Os Estados Unidos mantêm a posição de que a devolução da base de Futenma ao Japão continua dentro do cronograma.
WASHINGTON — O Corpo de Fuzileiros Navais dos EUA afirmou na quinta-feira que seu plano de devolver a base aérea de Futenma ao Japão permanece dentro do cronograma, com base em acordos bilaterais.
A resposta do Corpo de Fuzileiros Navais à agência de notícias Kyodo, após uma recente divulgação sugerindo que o local na província de Okinawa não seria devolvido a menos que uma pista mais longa fosse garantida em uma instalação substituta, também afirmou que continuava a implementar as "condições" estabelecidas nos acordos.
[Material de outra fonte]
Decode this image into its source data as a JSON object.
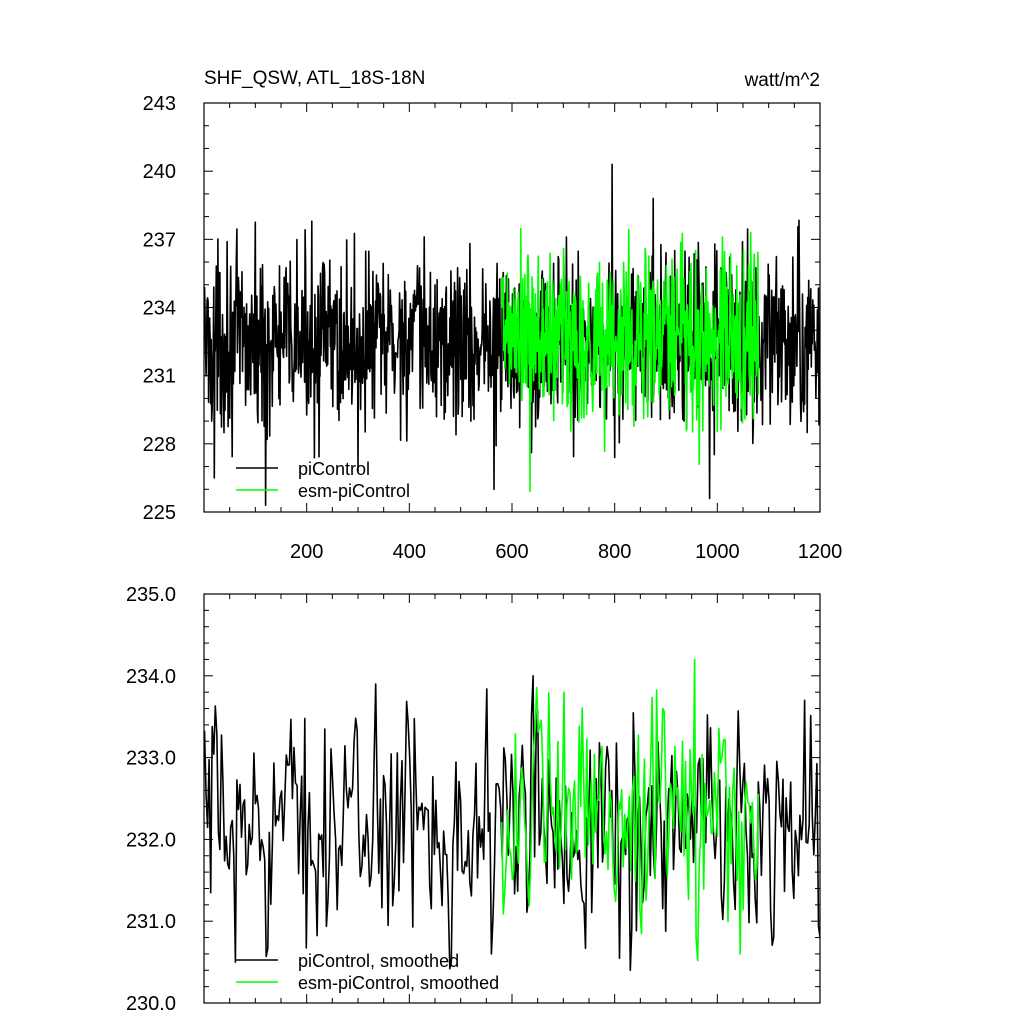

As condições são aparentemente as confirmadas pelo Japão e pelos Estados Unidos em 2013. Uma das oito condições de retorno, acordadas pelos dois países em 1996, é "melhor utilização, em caso de emergência, das instalações civis para operações em pistas longas, que não podem ser replicadas (na instalação substituta)".
O aeroporto, ainda a ser construído na área costeira de Henoko, em Nago, no norte da província, terá duas pistas em forma de V com 1.800 metros de comprimento, em comparação com a pista única e mais longa de Futenma, que tem cerca de 2.700 metros de comprimento.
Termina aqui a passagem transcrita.